Üye devletlerin Birlik nezdindeki büyükelçilerinden oluşan Daimi Temsilciler Komitesi, Konsey'in çalışmaları için gerekli hazırlıkları yapar ve Konsey’in talimatlarını yerine getirir. Ayrıca, gerekli hazırlıkları yapmak veya özel konuları incelemekle görevli komiteler oluşturur. 

Konsey'in görevi, Komisyon'un sunduğu tekliflerden hareketle, Antlaşma’nın öngördüğü usullere uygun biçimde ortak politikalara ilişkin temel kararları almaktır. Diğer bir deyişle Komisyon’un sunduğu tasarıları yasalaştırmaktır. Yasama sürecinde, Avrupa Parlamentosu’nun değişiklik önerisinde bulunma yetkisi vardır, ancak kesin karar verme yetkisi Konsey’indir.

Konsey ortak dış politika ve güvenlik politikası alanında da birincil rol oynar. Bu kapsamda, ortak dış politika ve güvenlik politikası ile ilgili ortak konumları tanımlar ve ortak kararları alır. Bu önlemlerin uygulanmasından da Birliğin temsilcisi sıfatıyla Konsey Başkanlığı sorumludur.

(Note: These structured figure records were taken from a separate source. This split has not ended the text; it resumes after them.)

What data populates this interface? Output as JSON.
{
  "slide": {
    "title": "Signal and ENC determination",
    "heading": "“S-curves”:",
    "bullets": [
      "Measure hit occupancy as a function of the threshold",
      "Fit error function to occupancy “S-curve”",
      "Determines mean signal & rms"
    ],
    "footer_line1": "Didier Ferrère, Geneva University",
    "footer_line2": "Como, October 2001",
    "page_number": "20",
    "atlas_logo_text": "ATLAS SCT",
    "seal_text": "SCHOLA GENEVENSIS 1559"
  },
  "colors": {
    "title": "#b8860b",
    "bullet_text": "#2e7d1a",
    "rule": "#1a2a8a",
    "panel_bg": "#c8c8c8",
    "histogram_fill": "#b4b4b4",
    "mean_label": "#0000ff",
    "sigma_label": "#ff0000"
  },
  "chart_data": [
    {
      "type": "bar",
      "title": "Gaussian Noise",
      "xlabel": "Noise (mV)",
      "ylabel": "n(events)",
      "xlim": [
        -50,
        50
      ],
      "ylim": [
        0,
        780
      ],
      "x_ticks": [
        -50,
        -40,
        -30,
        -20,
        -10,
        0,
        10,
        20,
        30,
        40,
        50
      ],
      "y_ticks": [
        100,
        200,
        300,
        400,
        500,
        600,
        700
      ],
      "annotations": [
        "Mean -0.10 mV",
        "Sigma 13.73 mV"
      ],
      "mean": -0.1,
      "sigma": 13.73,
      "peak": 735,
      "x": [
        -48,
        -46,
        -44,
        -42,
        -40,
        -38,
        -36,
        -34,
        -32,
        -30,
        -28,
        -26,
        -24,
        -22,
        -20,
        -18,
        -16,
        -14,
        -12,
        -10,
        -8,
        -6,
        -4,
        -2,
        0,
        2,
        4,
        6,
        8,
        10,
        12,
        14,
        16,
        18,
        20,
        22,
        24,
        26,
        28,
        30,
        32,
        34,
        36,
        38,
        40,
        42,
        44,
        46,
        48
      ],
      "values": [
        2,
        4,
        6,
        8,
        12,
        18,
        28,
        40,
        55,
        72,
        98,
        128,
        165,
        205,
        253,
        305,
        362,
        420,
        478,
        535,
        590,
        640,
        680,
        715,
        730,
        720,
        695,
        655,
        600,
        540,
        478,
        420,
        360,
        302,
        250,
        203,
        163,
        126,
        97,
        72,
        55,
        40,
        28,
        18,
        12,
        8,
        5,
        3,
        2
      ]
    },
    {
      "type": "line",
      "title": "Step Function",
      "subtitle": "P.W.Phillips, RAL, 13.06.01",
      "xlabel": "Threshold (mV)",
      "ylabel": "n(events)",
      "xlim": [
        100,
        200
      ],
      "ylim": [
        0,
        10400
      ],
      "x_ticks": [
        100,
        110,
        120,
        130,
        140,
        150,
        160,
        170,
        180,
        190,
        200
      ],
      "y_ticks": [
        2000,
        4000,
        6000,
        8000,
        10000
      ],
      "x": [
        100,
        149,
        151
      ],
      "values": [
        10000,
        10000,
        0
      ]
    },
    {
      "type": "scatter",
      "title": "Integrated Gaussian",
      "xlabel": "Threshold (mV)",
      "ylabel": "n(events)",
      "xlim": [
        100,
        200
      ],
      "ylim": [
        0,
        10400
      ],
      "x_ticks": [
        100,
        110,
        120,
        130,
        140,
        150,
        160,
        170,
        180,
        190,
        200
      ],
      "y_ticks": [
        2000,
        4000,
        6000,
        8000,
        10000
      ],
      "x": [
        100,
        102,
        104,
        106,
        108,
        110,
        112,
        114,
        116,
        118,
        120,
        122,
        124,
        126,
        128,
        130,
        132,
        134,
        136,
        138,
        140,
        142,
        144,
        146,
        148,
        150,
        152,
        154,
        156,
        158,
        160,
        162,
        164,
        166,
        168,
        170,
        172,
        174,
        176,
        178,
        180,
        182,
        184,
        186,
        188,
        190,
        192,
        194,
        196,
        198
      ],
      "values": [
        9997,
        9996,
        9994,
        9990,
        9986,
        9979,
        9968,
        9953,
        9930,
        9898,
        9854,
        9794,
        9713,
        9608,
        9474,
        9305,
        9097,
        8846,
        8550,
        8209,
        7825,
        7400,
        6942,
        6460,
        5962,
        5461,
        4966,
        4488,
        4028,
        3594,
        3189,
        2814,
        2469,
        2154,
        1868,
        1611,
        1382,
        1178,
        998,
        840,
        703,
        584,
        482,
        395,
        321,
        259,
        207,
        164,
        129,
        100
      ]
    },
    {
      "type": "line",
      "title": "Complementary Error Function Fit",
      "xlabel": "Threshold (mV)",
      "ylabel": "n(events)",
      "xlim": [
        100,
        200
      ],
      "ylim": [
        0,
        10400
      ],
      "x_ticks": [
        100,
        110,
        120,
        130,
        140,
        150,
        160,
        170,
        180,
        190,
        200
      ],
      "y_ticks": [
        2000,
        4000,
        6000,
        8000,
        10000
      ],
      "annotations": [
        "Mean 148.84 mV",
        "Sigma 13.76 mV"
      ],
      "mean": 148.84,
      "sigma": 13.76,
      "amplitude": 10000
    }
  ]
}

Konsey'in adalet ve içişleri alanındaki temel işlevi ise ortak eylemler belirlemek ve üye devletlerin imzalayacağı sözleşmeleri hazırlamak ve önermektir.

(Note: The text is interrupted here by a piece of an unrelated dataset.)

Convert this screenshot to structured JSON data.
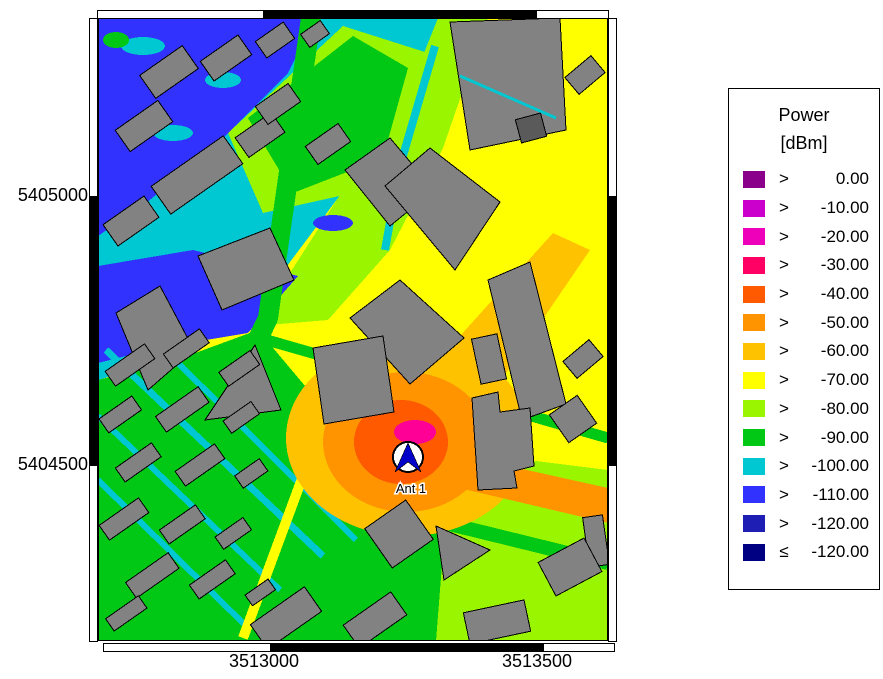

Avrupa Topluluğu'nun faaliyetlerine ilişkin olarak son zamanlardaki bazı gelişmeler (Tek Senet, Birlik Antlaşması) sonucunda Konsey’de nitelikli çoğunluk esasına dayalı oylama ilkesinin kullanımı yaygınlaşmışsa da vergilendirme gibi bazı konularda hala oybirliğiyle karar alınması gerekmektedir. Nitelikli çoğunluk için 87 oydan 62'sinin karar lehinde olması ve bu 62 oyun en az on devlet tarafından verilmiş olması gerekir. Nitelikli çoğunluk ilkesine göre yapılan oylamalarda Almanya, Fransa, İtalya ve Birleşik Krallığın onar oyu, İspanya'nın sekiz oyu, Belçika, Yunanistan, Hollanda ve Portekiz'in beşer oyu, Avusturya ve İsveç'in dörder oyu, Danimarka, İrlanda ve Finlandiya'nın üçer oyu, Lüksemburg'un ise iki oyu vardır.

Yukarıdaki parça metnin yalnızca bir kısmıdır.